しえみの咄嗟の判断による使い魔のガードは素晴らしく、勝呂・三輪は詠唱を分担し、志摩が詠唱中がら空きの2人を仕込んでいたキリクで援護。屍系の致死節がヨハネ伝福音書に集中しているのを把握していた事や詠唱中の援護は班の編成の中で最も基本であり冷静な判断力は高評価に繋がる。そして出雲ちゃんは強い精神力により使い魔を再び操ることが出来たらしく、勝呂を危険から守った。そして…


「あれ?宝と山田の報告書がまだきてないや。」

「八坂先生!遅くなってすまんネ。これ、宝くんと山田くんの報告書。」

「いえ、丁度今取りに行こうと思ってましたから。試験の方はどうでした?」


椿先生が報告書を提出しに来たついでに二人について尋ねてみた。というのも、普段の二人は問題を起こさないし成績も特に問題はないのであまり気にはしていなかったが、出雲ちゃん以上に協調性がないのだ。山田に至っては顔すら明かさない。実践ではどういった動きをするのか気になったのだ。

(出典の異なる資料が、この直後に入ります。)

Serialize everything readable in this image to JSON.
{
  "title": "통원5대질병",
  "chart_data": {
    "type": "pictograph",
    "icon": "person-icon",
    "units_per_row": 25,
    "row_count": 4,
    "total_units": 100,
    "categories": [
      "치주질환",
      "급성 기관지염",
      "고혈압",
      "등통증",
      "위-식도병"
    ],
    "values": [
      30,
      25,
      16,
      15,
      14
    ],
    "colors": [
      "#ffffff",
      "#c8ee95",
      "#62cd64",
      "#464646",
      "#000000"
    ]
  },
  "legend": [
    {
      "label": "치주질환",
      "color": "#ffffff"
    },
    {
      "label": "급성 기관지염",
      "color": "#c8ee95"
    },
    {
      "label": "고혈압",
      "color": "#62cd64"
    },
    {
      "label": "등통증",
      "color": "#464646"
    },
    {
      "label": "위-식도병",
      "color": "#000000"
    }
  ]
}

「それが少し気になる点が幾つかあってネェ。宝くんも山田くんも何時も通りで始めは見ているだけだったんだが…二人とも誰も見ていない間に何かの詠唱や印を組んでいたんだヨ。」

「印?」

「ウム。宝くんはあの通り口を動かさないから何を言っていたのかわからないが、山田くんは勝呂が悪魔に襲われそうになった瞬間に、印を組もうとしたんだヨ。それも高度な!明かりがついたら止めてしまったんだがネ。」


一体何者何だろうか…
二人のデーターは殆どと言って良いほど無い。今回の試験ではやはり協調性はないし目立った働きもしてはいないが、結果を決めるのは理事長であるフェレス卿だ。何かと謎が多いがとりあえず報告書をまとめようと指を動かすことにした。




「失礼します。」


まとまった報告書を提出するため理事長室を訪れると浴衣姿でお茶を啜るフェレス卿が椅子に腰掛けて部屋に招き入れた。


「確かに受け取りましたよ。」

「…一つよろしいでしょうか?」

「何でしょう…?」


フェレス卿は湯飲みを置くと足を組み直し手を組んだ。


「ネイガウス先生についてですが…彼は今回の試験で不可解な行動が目立ちました。規則違反も。」

「心配なさらなくとも彼は私の指示通り動いてくれました。」

「では今回の件は全てフェレス卿のお考えだと?」

「えぇ…まぁ少し私情も絡んでしまったみたいですがねぇ。」

「私情…?」
フェレス卿はニヤリと笑うとお茶でもどうです?と勧めてきたが断り部屋をあとにしようと扉に向かう。しかし足を止めて振り返りもう一度フェレス卿をみた。


「理事長は何をお考えで?」

「…何、とは…?」

「……いえ、失礼しました。」


踵を返すと部屋をあとにした。厚めの扉を閉めた私にはフェレス卿の笑い声は聞こえていなかった。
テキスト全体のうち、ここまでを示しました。